Purpose of the Voynich Manuscript

The overall impression given by the surviving leaves of the manuscript led some to believe that the Voynich manuscript is meant to serve as a pharmacopoeia or a book containing directions for the identification of compound medicines, or to address topics in medieval or early modern medicine. However, the unusual and intriguing details of the drawings have fueled many theories about the book’s origin, its contents, as well as the purpose for which it was intended.

Theories About the Voynich Manuscript

The Voynich manuscript is the subject of many hypotheses, particularly about its language, the Voynichese. According to the “letter-based cipher” theory, the manuscript contains meaningful text that was written in some European language that was intentionally rendered obscure. This was done by mapping the message to the alphabet of the manuscript by means of a cipher whose algorithm operated on individual letters. The main argument of this theory maintains that it is difficult to explain a European author using a strange and mysterious alphabet if not to conceal information. For most 20th-century experts who attempted to decipher the text, like the informal team of NSA cartographers led by William F. Friedman in the early 1950s, this particular theory is heavily supported as a working hypothesis that could unlock the alleged secrets of the manuscript.

There is also another theory – the “codebook cipher” theory – claiming that the “words” found in the Voynich manuscript could actually be codes that can be looked up in a “dictionary” or codebook. Another theory holds that the text of the manuscript is mostly meaningless, but contains meaningful information hidden in inconspicuous details – for example, the second letter of each word, or the number of letters in each line. Needless to say, none of these working hypotheses have successfully decoded the message concealed in the words and illustrations of the manuscript, if there were such hidden information in the first place.

Is the Book a Hoax?

Because of the bizarre features of the texts of the Voynich manuscript, as well as the suspicious contents of its illustrations, there are also theories that support the idea that the manuscript is nothing more than a hoax. According to the supporters of this theory, if no one is able to extract the meaning of the book’s contents, then perhaps it is because the document contains no meaningful content at all.
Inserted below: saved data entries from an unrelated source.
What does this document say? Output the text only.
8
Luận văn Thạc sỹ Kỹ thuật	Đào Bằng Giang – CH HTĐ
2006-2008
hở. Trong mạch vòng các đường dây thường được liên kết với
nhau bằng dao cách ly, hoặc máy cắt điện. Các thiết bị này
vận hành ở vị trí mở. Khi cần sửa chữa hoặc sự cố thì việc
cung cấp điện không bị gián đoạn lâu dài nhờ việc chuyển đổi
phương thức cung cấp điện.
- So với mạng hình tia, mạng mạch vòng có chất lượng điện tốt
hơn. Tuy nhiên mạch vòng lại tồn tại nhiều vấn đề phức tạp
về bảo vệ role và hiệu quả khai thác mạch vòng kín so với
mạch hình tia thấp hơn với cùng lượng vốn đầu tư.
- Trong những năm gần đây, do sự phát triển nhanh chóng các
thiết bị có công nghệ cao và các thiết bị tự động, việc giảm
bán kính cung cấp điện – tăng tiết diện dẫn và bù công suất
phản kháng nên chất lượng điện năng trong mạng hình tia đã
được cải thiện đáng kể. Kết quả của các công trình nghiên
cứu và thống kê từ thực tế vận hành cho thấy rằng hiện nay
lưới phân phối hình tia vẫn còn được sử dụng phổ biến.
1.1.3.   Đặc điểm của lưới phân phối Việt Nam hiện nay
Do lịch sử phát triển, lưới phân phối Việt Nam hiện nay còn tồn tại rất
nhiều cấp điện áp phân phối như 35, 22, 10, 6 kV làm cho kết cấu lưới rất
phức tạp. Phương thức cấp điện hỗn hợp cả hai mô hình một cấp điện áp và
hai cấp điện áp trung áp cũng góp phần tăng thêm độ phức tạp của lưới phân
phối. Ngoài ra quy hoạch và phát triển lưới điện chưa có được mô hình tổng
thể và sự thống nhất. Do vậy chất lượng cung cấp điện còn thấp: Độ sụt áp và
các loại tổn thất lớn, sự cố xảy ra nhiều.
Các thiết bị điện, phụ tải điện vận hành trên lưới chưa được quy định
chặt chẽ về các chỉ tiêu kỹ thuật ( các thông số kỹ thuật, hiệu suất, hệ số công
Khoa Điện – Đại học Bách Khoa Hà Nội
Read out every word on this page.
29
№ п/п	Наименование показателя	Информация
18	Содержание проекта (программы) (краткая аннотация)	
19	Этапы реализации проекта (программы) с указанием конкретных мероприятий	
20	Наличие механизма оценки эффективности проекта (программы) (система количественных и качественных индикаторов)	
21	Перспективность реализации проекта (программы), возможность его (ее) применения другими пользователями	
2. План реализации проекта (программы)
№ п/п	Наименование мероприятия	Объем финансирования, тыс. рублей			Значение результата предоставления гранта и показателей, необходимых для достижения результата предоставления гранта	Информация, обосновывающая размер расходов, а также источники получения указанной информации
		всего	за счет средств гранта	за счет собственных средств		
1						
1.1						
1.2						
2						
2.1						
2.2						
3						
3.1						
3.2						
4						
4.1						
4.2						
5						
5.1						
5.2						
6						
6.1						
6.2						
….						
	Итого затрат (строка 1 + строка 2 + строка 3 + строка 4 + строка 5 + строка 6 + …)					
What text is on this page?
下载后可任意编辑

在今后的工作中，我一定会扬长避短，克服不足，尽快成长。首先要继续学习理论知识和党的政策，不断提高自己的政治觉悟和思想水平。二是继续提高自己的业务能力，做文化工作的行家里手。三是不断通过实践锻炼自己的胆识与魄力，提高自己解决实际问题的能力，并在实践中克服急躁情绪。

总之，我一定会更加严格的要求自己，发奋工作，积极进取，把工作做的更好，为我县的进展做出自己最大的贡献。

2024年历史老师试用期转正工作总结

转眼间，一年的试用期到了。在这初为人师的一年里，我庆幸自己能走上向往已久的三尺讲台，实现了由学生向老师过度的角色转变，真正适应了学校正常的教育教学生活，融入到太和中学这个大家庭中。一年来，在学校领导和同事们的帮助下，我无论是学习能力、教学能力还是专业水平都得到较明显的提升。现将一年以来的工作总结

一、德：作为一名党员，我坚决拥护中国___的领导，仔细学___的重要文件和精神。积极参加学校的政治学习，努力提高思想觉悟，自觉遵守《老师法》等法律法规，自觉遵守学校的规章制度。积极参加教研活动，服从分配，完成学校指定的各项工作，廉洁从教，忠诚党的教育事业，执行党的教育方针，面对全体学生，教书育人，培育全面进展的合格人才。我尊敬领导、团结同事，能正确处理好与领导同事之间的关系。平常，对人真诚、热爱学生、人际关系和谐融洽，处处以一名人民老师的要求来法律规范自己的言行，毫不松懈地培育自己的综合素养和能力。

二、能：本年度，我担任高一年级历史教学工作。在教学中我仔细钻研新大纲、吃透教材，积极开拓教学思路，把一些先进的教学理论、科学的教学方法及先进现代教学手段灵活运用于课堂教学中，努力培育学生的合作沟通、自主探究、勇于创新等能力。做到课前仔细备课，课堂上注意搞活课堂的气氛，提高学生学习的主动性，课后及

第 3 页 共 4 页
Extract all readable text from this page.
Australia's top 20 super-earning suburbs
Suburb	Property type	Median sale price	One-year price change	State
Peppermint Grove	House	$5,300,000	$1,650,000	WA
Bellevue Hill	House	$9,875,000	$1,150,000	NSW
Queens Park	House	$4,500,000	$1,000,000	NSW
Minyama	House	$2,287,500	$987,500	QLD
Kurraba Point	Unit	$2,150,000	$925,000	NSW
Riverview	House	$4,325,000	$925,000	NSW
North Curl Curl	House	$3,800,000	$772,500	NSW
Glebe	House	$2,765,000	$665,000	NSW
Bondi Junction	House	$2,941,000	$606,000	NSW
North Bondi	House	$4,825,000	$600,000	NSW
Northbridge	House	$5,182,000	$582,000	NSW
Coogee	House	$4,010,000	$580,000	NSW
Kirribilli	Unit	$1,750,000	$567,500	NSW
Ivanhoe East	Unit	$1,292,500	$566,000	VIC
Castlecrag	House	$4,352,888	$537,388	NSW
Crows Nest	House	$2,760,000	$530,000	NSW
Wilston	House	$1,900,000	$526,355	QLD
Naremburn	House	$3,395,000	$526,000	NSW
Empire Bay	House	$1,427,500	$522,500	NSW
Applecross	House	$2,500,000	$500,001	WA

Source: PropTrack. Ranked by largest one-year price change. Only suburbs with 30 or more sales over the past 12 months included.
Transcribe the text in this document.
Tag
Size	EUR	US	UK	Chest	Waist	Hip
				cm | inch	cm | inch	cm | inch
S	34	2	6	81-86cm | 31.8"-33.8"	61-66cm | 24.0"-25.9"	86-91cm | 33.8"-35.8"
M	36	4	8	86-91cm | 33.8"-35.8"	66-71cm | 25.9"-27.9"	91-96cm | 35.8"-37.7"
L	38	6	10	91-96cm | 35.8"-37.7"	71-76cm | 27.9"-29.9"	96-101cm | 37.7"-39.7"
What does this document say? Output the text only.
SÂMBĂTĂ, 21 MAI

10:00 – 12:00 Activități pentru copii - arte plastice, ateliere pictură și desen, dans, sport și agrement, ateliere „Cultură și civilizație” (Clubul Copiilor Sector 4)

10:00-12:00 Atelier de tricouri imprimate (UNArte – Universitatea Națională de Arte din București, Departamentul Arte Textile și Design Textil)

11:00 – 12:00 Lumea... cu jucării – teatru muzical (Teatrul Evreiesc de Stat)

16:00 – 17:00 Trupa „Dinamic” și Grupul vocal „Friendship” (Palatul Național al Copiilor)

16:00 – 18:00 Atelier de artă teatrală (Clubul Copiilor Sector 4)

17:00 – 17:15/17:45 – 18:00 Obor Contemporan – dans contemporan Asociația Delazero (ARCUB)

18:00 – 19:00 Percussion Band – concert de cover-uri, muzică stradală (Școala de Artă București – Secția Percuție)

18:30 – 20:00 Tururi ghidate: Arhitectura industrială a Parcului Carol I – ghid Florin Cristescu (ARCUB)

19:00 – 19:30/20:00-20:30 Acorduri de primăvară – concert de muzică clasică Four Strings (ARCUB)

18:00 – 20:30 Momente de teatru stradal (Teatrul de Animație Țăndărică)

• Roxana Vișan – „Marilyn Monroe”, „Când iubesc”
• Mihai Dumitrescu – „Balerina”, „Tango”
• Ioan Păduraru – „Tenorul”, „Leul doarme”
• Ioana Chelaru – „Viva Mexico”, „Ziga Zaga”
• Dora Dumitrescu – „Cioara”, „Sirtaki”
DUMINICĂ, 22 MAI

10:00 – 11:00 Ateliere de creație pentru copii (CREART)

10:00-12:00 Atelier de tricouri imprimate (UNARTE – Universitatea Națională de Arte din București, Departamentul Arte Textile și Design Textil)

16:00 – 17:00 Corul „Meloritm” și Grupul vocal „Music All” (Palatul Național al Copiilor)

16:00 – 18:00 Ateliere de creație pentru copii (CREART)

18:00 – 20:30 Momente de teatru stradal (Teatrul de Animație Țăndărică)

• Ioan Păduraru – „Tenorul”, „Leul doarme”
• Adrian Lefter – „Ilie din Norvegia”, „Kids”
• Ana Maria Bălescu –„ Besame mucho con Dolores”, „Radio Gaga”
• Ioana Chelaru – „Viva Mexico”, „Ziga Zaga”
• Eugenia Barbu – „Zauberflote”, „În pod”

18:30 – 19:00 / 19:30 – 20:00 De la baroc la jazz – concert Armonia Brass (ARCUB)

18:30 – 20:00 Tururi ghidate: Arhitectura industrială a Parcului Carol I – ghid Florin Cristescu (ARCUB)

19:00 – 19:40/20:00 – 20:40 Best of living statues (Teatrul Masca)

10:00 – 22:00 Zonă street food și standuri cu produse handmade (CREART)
Those who argue for authenticity, however, maintain that the manuscript appears to be too sophisticated to be just a hoax. While hoaxes during that period were usually crude, the Voynich manuscript exhibits several subtle characteristics that only become evident after careful statistical analysis. If the book is simply a hoax, why would the author employ a complex and difficult algorithm if no one in the expected audience could be able to tell the difference?

Marcelo Montemurro, a theoretical physicist from the University of Manchester, for example, studied the linguistic patterns in the Voynich manuscript extensively. He found the presence of semantic networks like content-bearing words occurring in a clustered pattern, as well as new words being utilized when there was a shift in topic. With this evidence, Montemurro believed that it is highly unlikely that these features were just “incorporated” into the text to make a hoax seem more realistic.

At the way things are going at present, the Voynich manuscript is still a long way from being understood, and it will most likely remain a riddle for a very long time, if not permanently. What we can be sure of is that the manuscript will continue to become a subject matter that sparks intense debates among scientists, pseudoscientists and mystics. And even without wild speculations, the Voynich manuscript is, without a doubt, a fascinating artifact of mankind’s history and culture.